Lessons for Teachers #6: Why Cheat?

Now that we have discussed why it is necessary to prevent cheating in the classroom we ought to address the next important matter on the subject: why does a student cheat?  One factor chiefly figures in determining whether a student will cheat, namely, whether it is easier than the alternatives.

Yes, before you ask, many kids find cheating abhorrent. They have been well raised and I have been honored to teach many such students. Of those who will cheat, some are devious and immoral and others simply succumb to despair and temptation. The former will always consider cheating a possible option and the latter will weigh with greater care to see if it is a viable alternative.

The first and most infamous of those alternatives is failing and needing to attend summer school. Don't underestimate how many summer school programs know this and make short and easy, and thus popular, summer courses. Those courses make failing a class a serious option for kids whose parents can afford it. For many though, the embarrassment and inconvenience of summer school is a deterrent.

The next alternative is the penalty for cheating. If either the amount of effort it would take to get away with cheating or the penalty for getting caught, which includes becoming known as a cheater, are too high, many students will reconsider trying to cheat. I say many and not most because cheaters are notorious for spending such amounts of time on ludicrous methods of cheating that it would have been easier simply to learn the material. Yet they may be tempted if left the opportunity.

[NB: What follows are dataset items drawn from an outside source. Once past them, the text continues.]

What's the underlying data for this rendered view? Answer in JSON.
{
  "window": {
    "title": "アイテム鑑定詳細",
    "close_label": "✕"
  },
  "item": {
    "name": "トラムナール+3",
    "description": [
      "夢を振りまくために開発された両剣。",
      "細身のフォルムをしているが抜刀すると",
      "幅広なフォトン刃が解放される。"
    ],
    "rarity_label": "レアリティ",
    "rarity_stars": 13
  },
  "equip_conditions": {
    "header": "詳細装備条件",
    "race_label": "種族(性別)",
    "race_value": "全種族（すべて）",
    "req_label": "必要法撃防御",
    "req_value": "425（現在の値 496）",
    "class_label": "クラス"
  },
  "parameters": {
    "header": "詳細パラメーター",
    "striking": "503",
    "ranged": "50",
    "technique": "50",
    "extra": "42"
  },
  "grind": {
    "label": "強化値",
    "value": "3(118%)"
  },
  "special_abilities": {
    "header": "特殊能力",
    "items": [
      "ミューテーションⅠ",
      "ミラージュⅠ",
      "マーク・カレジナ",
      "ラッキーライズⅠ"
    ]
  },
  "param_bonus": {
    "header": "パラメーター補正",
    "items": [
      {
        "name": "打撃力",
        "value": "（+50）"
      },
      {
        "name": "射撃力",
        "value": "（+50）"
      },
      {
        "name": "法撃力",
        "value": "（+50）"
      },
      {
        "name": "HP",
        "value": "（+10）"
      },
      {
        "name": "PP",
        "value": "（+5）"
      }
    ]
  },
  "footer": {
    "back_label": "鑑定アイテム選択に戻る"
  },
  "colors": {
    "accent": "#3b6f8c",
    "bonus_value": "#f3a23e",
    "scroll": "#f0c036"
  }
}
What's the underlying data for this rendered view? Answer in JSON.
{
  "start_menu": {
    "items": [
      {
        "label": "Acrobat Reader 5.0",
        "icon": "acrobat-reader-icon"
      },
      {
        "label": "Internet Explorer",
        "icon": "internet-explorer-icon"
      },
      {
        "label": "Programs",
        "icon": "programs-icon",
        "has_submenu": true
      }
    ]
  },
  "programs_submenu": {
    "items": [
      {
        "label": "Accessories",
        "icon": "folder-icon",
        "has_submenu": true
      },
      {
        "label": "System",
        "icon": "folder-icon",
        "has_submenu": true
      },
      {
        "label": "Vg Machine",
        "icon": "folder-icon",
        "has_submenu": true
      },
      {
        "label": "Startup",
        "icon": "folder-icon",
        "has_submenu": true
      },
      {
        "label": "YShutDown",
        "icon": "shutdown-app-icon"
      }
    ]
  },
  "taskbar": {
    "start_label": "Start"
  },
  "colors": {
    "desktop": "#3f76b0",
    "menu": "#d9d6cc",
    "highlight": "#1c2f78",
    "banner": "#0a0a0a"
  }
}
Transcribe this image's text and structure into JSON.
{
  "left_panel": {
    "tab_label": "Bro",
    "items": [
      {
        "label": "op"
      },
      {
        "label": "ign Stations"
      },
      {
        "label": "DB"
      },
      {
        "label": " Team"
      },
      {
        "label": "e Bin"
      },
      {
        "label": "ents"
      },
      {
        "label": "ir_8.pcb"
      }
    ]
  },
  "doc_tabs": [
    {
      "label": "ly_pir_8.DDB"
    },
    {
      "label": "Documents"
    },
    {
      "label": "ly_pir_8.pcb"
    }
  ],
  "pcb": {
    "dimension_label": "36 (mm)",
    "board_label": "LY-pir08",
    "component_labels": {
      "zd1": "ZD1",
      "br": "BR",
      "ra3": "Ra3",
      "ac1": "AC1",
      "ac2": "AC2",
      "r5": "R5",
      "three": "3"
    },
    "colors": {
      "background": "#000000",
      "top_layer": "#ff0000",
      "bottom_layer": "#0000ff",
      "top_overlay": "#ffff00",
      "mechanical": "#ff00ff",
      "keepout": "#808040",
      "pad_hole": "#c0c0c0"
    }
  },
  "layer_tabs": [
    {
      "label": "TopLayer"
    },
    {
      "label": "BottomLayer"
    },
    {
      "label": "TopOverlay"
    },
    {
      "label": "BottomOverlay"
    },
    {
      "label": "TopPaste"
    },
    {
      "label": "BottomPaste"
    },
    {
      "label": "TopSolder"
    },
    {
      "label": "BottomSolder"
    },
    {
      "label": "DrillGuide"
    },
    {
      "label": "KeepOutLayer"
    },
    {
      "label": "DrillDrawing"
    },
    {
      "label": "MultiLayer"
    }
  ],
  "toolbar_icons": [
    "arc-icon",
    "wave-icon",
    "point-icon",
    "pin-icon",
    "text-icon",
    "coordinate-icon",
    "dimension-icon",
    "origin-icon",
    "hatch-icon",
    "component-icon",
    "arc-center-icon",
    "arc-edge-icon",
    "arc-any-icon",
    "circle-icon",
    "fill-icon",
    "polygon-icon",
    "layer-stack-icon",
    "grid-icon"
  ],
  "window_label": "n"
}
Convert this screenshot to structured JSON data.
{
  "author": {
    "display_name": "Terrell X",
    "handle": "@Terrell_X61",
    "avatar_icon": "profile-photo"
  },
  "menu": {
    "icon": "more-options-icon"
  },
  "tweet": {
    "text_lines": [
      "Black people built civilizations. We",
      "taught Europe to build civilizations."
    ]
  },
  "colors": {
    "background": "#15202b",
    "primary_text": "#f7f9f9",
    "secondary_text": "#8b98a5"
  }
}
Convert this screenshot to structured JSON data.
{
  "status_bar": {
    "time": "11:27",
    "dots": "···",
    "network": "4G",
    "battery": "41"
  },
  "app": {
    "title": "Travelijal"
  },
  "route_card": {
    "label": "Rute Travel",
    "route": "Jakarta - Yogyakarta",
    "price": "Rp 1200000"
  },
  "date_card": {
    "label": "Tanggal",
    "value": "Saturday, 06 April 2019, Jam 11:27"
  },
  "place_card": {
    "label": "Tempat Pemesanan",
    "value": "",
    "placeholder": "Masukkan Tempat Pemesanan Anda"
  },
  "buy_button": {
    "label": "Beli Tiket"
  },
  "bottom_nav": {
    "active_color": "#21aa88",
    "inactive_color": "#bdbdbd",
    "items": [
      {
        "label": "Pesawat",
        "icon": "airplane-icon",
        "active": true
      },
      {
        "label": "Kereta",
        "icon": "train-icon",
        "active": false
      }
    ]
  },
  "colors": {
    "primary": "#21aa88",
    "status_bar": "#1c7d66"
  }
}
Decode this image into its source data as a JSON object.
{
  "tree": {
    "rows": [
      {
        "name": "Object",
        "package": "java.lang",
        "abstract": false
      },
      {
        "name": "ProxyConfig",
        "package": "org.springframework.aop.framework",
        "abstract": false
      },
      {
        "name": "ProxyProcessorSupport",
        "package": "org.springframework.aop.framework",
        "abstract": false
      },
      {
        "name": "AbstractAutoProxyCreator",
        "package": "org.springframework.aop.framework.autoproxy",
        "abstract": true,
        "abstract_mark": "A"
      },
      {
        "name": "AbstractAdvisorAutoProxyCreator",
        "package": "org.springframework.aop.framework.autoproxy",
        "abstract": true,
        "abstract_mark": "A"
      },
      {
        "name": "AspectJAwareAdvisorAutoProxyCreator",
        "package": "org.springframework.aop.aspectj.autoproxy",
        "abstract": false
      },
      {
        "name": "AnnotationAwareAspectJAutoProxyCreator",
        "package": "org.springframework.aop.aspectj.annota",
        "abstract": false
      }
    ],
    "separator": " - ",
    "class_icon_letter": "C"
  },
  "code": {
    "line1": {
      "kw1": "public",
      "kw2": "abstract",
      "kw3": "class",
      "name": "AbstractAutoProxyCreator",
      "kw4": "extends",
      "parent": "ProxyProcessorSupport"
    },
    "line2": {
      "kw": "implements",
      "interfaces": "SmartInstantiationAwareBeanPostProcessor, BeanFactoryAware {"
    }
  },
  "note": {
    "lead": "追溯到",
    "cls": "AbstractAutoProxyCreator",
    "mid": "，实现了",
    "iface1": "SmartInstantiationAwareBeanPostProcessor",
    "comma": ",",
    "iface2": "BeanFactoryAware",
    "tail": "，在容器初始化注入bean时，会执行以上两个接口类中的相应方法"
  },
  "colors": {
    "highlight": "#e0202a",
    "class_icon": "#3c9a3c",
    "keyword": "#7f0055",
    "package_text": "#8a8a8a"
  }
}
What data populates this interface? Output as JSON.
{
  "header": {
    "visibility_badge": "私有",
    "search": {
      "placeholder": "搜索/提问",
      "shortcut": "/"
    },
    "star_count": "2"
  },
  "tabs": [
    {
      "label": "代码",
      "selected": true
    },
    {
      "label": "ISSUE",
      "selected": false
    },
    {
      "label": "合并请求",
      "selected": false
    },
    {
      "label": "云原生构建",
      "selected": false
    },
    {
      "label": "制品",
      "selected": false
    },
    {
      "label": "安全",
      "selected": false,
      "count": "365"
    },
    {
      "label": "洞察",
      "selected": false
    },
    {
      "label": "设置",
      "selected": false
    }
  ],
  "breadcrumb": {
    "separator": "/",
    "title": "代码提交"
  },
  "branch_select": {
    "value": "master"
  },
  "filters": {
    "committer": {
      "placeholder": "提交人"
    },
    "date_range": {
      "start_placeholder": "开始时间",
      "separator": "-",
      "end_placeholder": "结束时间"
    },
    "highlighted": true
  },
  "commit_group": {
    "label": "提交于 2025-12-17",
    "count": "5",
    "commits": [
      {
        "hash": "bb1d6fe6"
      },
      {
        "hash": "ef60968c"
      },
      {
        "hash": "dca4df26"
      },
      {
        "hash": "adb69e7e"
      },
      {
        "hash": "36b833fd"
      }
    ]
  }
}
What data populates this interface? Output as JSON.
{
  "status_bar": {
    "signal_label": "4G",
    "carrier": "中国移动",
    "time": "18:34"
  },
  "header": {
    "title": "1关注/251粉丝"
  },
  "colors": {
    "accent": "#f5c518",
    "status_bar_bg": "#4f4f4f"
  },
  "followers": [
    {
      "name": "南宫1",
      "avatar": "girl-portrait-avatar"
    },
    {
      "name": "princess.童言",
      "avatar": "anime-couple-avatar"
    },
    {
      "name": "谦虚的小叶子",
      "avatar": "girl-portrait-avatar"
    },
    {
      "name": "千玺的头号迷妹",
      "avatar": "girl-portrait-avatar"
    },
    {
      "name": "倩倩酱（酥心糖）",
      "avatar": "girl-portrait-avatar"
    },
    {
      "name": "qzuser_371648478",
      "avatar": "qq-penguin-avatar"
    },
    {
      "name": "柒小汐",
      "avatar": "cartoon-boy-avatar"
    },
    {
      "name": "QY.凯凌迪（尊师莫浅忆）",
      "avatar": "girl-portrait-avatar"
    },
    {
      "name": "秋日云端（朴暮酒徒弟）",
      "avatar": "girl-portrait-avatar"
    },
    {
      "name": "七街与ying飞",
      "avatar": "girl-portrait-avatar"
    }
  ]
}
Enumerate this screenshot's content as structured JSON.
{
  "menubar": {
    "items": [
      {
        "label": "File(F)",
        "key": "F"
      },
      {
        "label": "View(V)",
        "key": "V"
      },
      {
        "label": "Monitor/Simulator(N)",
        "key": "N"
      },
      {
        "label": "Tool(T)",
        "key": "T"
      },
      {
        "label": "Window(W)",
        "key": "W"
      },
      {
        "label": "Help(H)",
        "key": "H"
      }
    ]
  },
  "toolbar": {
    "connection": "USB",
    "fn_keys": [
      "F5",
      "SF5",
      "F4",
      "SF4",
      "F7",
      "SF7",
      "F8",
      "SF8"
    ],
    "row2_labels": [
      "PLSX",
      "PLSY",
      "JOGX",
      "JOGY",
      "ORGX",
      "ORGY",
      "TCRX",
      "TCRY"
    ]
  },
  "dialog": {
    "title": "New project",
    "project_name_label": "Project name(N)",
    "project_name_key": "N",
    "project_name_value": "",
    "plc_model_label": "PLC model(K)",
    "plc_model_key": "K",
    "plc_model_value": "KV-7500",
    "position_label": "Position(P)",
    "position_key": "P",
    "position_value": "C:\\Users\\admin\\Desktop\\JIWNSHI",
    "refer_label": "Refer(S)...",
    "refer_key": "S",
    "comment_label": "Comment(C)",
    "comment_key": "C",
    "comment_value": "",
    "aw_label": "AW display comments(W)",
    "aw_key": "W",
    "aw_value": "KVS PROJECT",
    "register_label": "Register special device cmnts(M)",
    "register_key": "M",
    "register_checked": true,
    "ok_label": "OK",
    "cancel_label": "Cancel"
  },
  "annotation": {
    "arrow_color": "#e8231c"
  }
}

If you are known not to care or if the administration is known to not support teachers' policies, cheaters have the opportunity. If you are known to police cheating but they think they can get away with it when, say, someone else proctors your midterm, cheaters have the opportunity. If you give a lot of work to be completed at home, that's their opportunity. If you don't evaluate assignments in detail, that's their opportunity. If you park yourself at your desk and browse the internet when you give tests, which is sadly very common, that's their opportunity.

The final alternative is learning the material. Because some classes and teachers are so bad it is necessary to say one thing bluntly: don't make your class such a mess that the students are bewildered and, having no idea what's going on, grow desperate to pass and turn to cheating. If I hadn't seen it, I wouldn't say it.

Worse is that many of those bad teachers know their classes are disasters and instead of making improvements, simply make the classes so easy that no one can fail. Administrators often know this too but don't care because they don't get complaints from parents, and they don't get complaints because parents rarely complain about anything besides failures. It is easy to see a kid caught in a dilemma between parents and teachers who should know better.

Most students who cheat, however, simply find themselves in hot water and then see cheating as a way out. Such is why students tend to cheat a few weeks before the end of a marking period or before some kind of evaluation is sent home to parents, that is, they cheat when they realize they are doing poorly but there is not enough time to learn the material. At that time, kids get desperate; so tell them often how they are doing. Teachers are notorious for not posting grades, not giving work back, and not being clear and objective about how students are doing. What's a kid supposed to do? So tell them, either verbally, with evaluations, or with progress reports, but tell them. It's part of the job: help them learn and help them know that they are learning.

In conclusion, make that learning the most attractive option. There are enough natural barriers to learning such as the difficulty of the material, student ability, and the vicissitudes of life, so as obvious as it sounds: do everything you can to facilitate learning. Have such quantity, quality, and variety in your teaching and evaluating that cheating becomes unnecessary. Be so persuasive and enthusiastic that cheating becomes unattractive.

The more attention you give to teaching, the less you will have to give to the problem of cheating. The situation is as with lawns: the best defense against weeds is healthy turf. You'll never be able to drive cheating out completely, but you can create an atmosphere in which it cannot thrive.